A 2005 psychic case from Georgia lends credence to the work of some psychics, but reveals weaknesses with the effort of others.
Thirty-year old Greg Wallace was a big man, measuring five feet, eleven inches in height and weighing 250 pounds. His sister Tonya described him as a mild mannered man who suffered from meningitis as a child. “He wore these glasses and couldn’t see too well,” she said.
At 4:30 a.m. on March 14, 2005 Greg left his mother’s home in Ashburn, a community of 4,000 located 150 miles south of Atlanta, bound for his job at Tift Health Care, thirty miles distant in Tifton. “He didn’t make it to work that morning,” said Mike Taylor, a criminal investigator with the Turner County Sheriff’s Department.
Wallace’s family promptly reported him missing, and officers soon located his light brown, two-door, 1984 Chevy Monte Carlo in a field bordering U.S. 41 between Tifton and Sycamore.
“The hood was up and the keys were still in the ignition,” Taylor said.
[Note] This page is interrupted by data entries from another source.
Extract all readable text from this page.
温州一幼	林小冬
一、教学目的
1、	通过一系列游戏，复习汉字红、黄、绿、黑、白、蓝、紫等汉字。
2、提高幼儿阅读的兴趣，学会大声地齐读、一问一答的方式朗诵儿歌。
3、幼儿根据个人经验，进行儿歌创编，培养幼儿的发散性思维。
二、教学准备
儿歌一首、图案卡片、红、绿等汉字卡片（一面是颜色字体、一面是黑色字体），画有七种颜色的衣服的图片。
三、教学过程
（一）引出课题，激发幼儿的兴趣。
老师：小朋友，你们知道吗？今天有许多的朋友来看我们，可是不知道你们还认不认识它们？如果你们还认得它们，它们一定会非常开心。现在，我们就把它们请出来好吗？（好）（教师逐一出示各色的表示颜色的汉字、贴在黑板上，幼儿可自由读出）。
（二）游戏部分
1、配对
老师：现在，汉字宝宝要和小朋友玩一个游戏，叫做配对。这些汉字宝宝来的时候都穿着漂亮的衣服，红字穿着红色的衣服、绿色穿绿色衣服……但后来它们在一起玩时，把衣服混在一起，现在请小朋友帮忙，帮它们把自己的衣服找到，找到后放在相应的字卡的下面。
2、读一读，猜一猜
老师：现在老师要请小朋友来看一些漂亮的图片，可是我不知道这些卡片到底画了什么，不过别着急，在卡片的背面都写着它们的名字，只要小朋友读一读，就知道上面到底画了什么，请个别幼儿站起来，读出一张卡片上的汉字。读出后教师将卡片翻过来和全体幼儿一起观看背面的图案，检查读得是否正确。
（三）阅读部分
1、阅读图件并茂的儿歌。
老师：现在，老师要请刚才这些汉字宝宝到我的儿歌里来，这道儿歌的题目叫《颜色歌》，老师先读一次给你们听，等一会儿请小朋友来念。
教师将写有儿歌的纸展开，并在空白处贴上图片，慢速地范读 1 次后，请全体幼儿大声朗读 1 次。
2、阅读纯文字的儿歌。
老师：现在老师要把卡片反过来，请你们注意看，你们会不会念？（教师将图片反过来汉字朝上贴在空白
It seemed as if Wallace had experienced car trouble, but he was nowhere to be found.
As to foul play being involved, Taylor said, “There’s a fifty/fifty chance. We always treat something like this as suspicious and that foul play may be involved until we can prove otherwise.”
The Turner County Sheriff’s Department brought in search dogs and the Georgia Bureau of Investigation provided a helicopter, but no trace of Wallace was found. Five days passed and his family grew desperate.